The name, Margot, will now because of this character, will mean uncaring. Every aspect of her life had been by evil and hate for herself, which she then deposited onto her husband. She is the type of person that in order to make herself feel worthy has to taunt, tease and slander someone; she is “simply enameled in American female cruelty” (Hemmingway 1569). She is desperate to stay young and beautiful; she was desperate to make sure she was not left behind. She had Francis’s ticket in her hot little hand but kept in close to her because without it he would have left her. For “Margot was too beautiful for Macomber to divorce her and Macomber had too much money for Margot ever to leave him” (Hemmingway 1579). This is a marital “check” to keep each other in a position where they might not be able to leave. This is clear connection to Judy Jones and the way she loves to play with a man’s mind. Margot does it not like Judy just because she can, but rather because she believes, she has to. From the examples we can see a model rich woman: idle, sinister, bored, and scared, the perfect jezebel.

Marion and Charlie’s relationship in “Babylon Revisited” seems to be the internal conflict between the rich and the poor in the depression. Charlie’s life is summarized as the pursuit of pleasure. He did not work hard; he played hard, where one might have worried; he would have been carefree. Until he lost “everything [he] wanted in the boom”, his world, wife, money, and then his daughter (Fitzgerald Babylon 229). A man such as this would not be expected to love as he did his wife and he does to his child. Through his character, an “awfully anxious [man] to have a home” can be seen who is trying to find a place where love is present in a loveless world (Fitzgerald Babylon 219). He could receive some love from his daughter, but one person stands in the way, a woman with a grudge.

Marion is deprived of money, more than anything in the world, she would love to live the rich life of no responsibilities, but she can not. She is not able to love, like the other women studied, but because her heart is hardened to it. She now can only hate. Marion hates Charlie because she can see him living the life that she should be living, more than that; she hates him because she blames her sister’s death on him. She had “forgotten how hard [Charlie] worked for seven years”; “she only remembers one night (Fitzgerald Babylon 224). He is her broken mind, is evil; evil needs to be punished, so she takes out all of her aggression from her life of poverty and hardship onto him. Marion, because of all this is “not well and . . . can’t stand shocks” (Fitzgerald Babylon 228). She wants to keep Honoria with her, supposedly to protect her from her evil father, but she is actually keeping her to spite Charlie. For if Charlie has love, he has everything. Marion is desperate for things she can never have (i.e. money, love, her sister life, freedom from responsibilities).

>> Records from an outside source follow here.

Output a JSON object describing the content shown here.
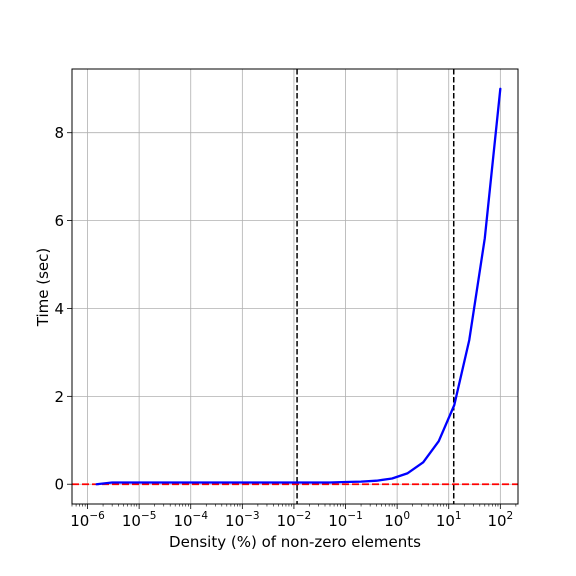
{
  "chart_data": {
    "type": "line",
    "xlabel": "Density (%) of non-zero elements",
    "ylabel": "Time (sec)",
    "x_scale": "log",
    "xlim": [
      5e-07,
      220
    ],
    "ylim": [
      -0.45,
      9.45
    ],
    "grid": true,
    "x_ticks": [
      {
        "value": 1e-06,
        "base": "10",
        "exp": "−6"
      },
      {
        "value": 1e-05,
        "base": "10",
        "exp": "−5"
      },
      {
        "value": 0.0001,
        "base": "10",
        "exp": "−4"
      },
      {
        "value": 0.001,
        "base": "10",
        "exp": "−3"
      },
      {
        "value": 0.01,
        "base": "10",
        "exp": "−2"
      },
      {
        "value": 0.1,
        "base": "10",
        "exp": "−1"
      },
      {
        "value": 1,
        "base": "10",
        "exp": "0"
      },
      {
        "value": 10,
        "base": "10",
        "exp": "1"
      },
      {
        "value": 100,
        "base": "10",
        "exp": "2"
      }
    ],
    "y_ticks": [
      {
        "value": 0,
        "label": "0"
      },
      {
        "value": 2,
        "label": "2"
      },
      {
        "value": 4,
        "label": "4"
      },
      {
        "value": 6,
        "label": "6"
      },
      {
        "value": 8,
        "label": "8"
      }
    ],
    "series": [
      {
        "color": "#0000ff",
        "x": [
          1.5e-06,
          3e-06,
          6e-06,
          1e-05,
          0.0001,
          0.001,
          0.01,
          0.05,
          0.1,
          0.2,
          0.4,
          0.8,
          1.6,
          3.2,
          6.4,
          12.8,
          25,
          50,
          100
        ],
        "y": [
          0.0,
          0.04,
          0.04,
          0.04,
          0.04,
          0.04,
          0.04,
          0.04,
          0.05,
          0.06,
          0.08,
          0.13,
          0.25,
          0.5,
          0.98,
          1.8,
          3.28,
          5.6,
          9.0
        ]
      }
    ],
    "reference_lines": [
      {
        "orientation": "vertical",
        "value": 0.0115,
        "color": "#000000",
        "style": "dashed"
      },
      {
        "orientation": "vertical",
        "value": 12.5,
        "color": "#000000",
        "style": "dashed"
      },
      {
        "orientation": "horizontal",
        "value": 0,
        "color": "#ff0000",
        "style": "dashed"
      }
    ]
  }
}
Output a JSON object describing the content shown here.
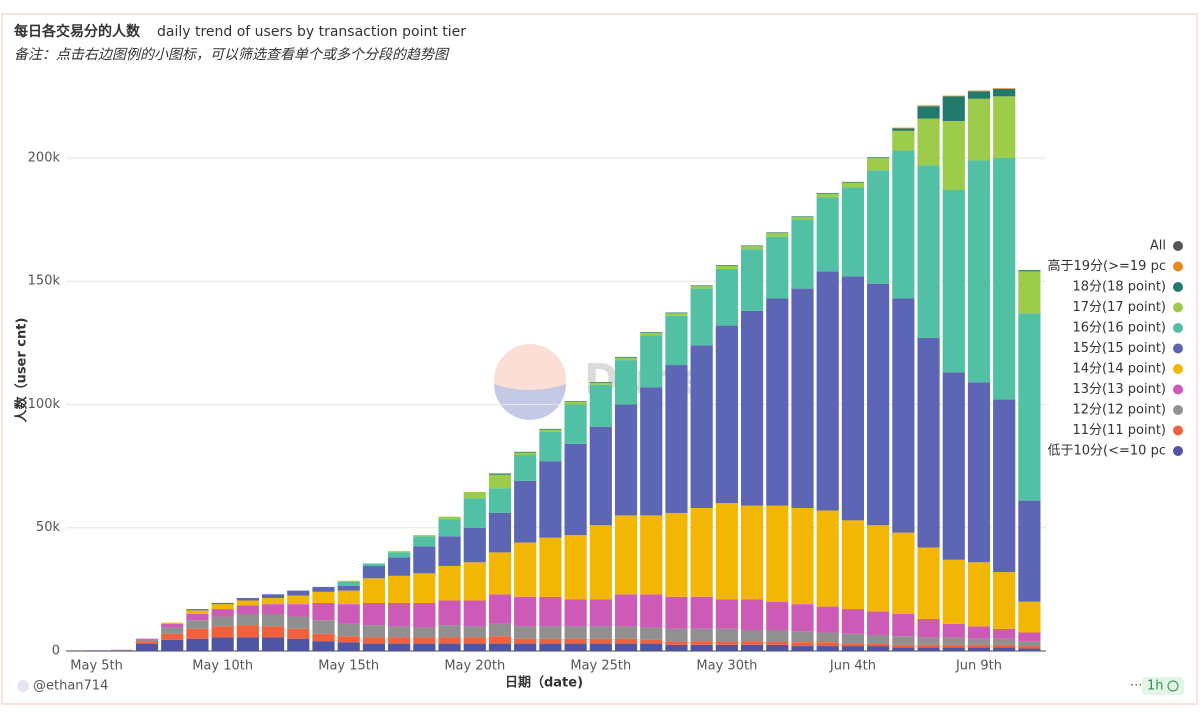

In Conclusion, all of these characters wanted something they could just not have. Most love, some courage, and some money, but the key here is that humans are driven by want. Money can buy a safari, or trip to Paris, or maybe a day on the links, but money can not buy happiness and money can not buy love. That is why all of these characters and all of us are desperate to feel wanted and loved because it is nothing you can buy; you have to earn it.

Fitzgerald, F. Scott. “Babylon Revisited”. Fiction `00. Third edition

James H. Pickering. New York: Macmillan, 1982. 210-30.

Fitzgerald, F. Scott. “Winter Dreams”. The American Tradition in Literature.

Fourth edition. Sculley Bradley. New York: Grosset & Dunlap, 1974. 54-75.

Hemmingway, Ernest. “The Short Happy Life of Francis Macomber”.

The American Tradition in Literature. Fourth edition. Sculley Bradley. New York:

Grosset & Dunlap, 1974. 1564-90.

Zinn, Howard. A People’s History of the United States. New York: The New Press, 1997.